This tutorial walks through how to make a group of radio buttons — which display a set of mutually exclusive options from which a user may select only one.

Here is a sample that demonstrates it in action:
https://app.atomic.io/d/SFliErAu6yDV

If you’d like to have multiple items able to be selected at once, check out our tutorial on checkboxes.

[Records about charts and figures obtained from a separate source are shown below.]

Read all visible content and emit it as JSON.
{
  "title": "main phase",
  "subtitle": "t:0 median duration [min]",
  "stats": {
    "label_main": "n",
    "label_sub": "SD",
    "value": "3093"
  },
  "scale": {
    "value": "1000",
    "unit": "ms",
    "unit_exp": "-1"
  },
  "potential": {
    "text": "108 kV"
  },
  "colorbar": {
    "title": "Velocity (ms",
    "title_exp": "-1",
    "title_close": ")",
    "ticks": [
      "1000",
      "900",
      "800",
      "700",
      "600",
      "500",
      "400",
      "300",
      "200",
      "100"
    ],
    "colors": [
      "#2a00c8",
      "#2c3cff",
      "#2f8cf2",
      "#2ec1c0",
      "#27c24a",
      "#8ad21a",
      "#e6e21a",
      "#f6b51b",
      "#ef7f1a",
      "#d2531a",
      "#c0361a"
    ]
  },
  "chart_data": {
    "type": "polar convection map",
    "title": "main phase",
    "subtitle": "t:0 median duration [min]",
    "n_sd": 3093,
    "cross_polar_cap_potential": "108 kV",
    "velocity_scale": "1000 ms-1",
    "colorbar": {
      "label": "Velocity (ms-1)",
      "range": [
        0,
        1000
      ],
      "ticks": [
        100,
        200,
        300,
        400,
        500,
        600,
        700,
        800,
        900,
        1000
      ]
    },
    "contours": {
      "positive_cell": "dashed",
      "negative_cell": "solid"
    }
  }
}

If you’d like a sample of a radio button that is just for use by itself (not needed to be part of a group, and that works independent of any other radio button on the canvas), then you can copy this sample: https://app.atomic.io/d/ceIaJJiXWcDA

If you’re confident to use Javascript, then you may like to add radio buttons by directly manipulating the DOM. If so, check out our tutorial on Inserting radio buttons straight into the DOM

To support this tutorial, here's a 2 min demo video showing precisely how to copy and use these components. https://vimeo.com/269841607
 

Step 1: Copy the radio button into your project

Open the link to the radio button component below, and then select ‘Copy & Edit’ and copy it to the project where you would like to use it.
https://app.atomic.io/d/ahB9plBdes4o

This radio button is a ‘smart’ component. The ‘smart’ refers to built-in logic which looks to other buttons within the component it is part of to ensure only one is selected, and also links to a variable to keep track of the selected button. We’ll cover this more at the end.

You can restyle this component easily by altering the existing elements, or replacing them with your own.
 

Step 2: Place, duplicate and rename a component instances for each button

Now we can place the new ‘smartRadioButton’ component onto the canvas. 

In the editor, open the component browser by pressing the keyboard shortcut ‘C’ or select the ‘Place a component’ tool from the left hand toolbar. 

Select the component ‘smartRadioButton’. 

Now duplicate the component instance for each item you require. For example, you’ll want three instances if the options are ‘male’, ‘female’, or ‘other’. 

Select and then in the Layers panel and rename each layer only using alpha characters. For example, if your options represent your favourite animal, name the layers tiger, shark, dog, and spider.
 

Step 3: Convert instances into a wrapper component

Select all of the component instances that you have just renamed, and convert them into a component by selecting ‘Component’ in the top menu.

Select ‘Back’ in the top left to navigate back to the top level of your prototype. Your group of radio buttons will now work when previewed.
 

Step 4 (optional): Store the selected item as a variable

Rename the wrapper component to a single word (e.g. favouriteAnimals).

Open the Variables modal, by selecting keyboard shortcut ‘V’, or the ‘Manage project variables’ tool in the left hand toolbar. 

Add a new variable that has the exact name of the component you just renamed (e.g. favouriteAnimals).

Press Save to close the variables modal.
 

Step 5: (optional): Select one of the buttons to be ‘on’ by default

Open up the wrapper component, and select the component you would like to be ‘on’ by default. 

In the properties panel on the right, set the State field to ‘on’. 

Back out of the component.
 

Step 6: Preview

Use the keyboard shortcut Command + Enter, or select ‘Preview’. You can now select any of the buttons, but only one at a time. 

If you completed step 4, open the developer tools console on a Mac by pressing Option + Command.

Notice the variable being updated in there to the selected item. The selected item is being stored as the variable value, so you can use it in other places if you need to.